Some may argue that the physicians participating in these medicare fraud schemes do it for their patients. The Daily Muck explores this question in a feature article, finding that difficulties and restrictions in the Medicare system make skirting the system more tempting.
In the Precision Technology case, however, the motivation doesn’t appear so noble as court documents alleged that the physicians made large orders of urine tests when they were not medically necessary for the patients.
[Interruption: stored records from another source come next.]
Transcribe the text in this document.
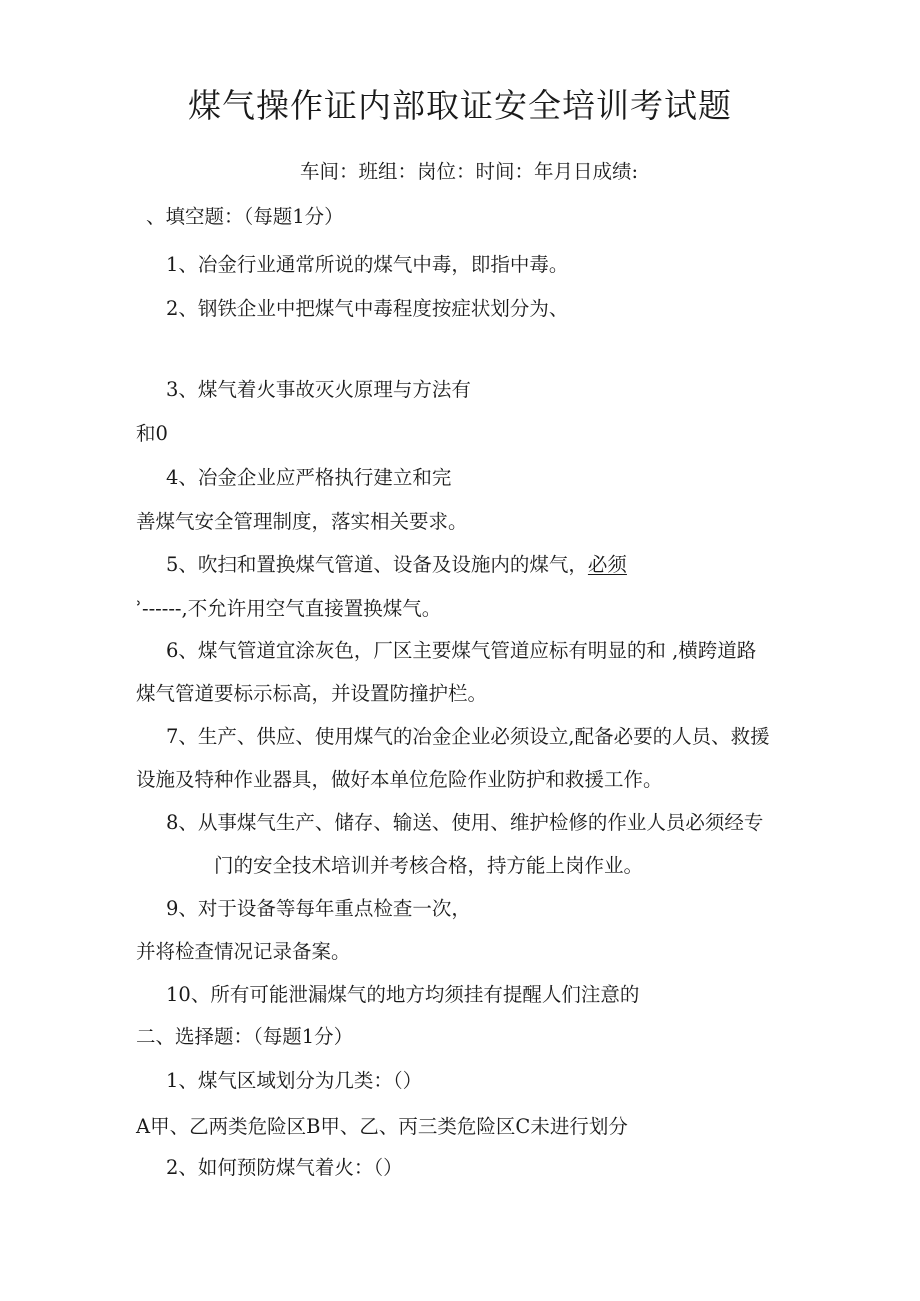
煤气操作证内部取证安全培训考试题
车间：班组：岗位：时间：年月日成绩:
、填空题：（每题1分）
1、冶金行业通常所说的煤气中毒，即指中毒。
2、钢铁企业中把煤气中毒程度按症状划分为、
3、煤气着火事故灭火原理与方法有
和0
4、冶金企业应严格执行建立和完
善煤气安全管理制度，落实相关要求。
5、吹扫和置换煤气管道、设备及设施内的煤气，必须
ʾ------,不允许用空气直接置换煤气。
6、煤气管道宜涂灰色，厂区主要煤气管道应标有明显的和 ,横跨道路
煤气管道要标示标高，并设置防撞护栏。
7、生产、供应、使用煤气的冶金企业必须设立,配备必要的人员、救援
设施及特种作业器具，做好本单位危险作业防护和救援工作。
8、从事煤气生产、储存、输送、使用、维护检修的作业人员必须经专
门的安全技术培训并考核合格，持方能上岗作业。
9、对于设备等每年重点检查一次，
并将检查情况记录备案。
10、所有可能泄漏煤气的地方均须挂有提醒人们注意的
二、选择题：（每题1分）
1、煤气区域划分为几类：（）
A甲、乙两类危险区B甲、乙、丙三类危险区C未进行划分
2、如何预防煤气着火：（）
Due to the multiple qui tam actions taken against Precision, the company is set to settle in different agreements, the settlement says. In this particular settlement, Precision will pay $27 million to the Medicaid Participating States defrauded by the violations. They will also pay a federal settlement of $18,286,680.59 plus 4.25% interest every year that it is not paid off, which started on Jan. 1. Precision has also agreed to pay another $33,196,138.25 in three other settlements.
According to the settlement, Precision is not admitting guilt.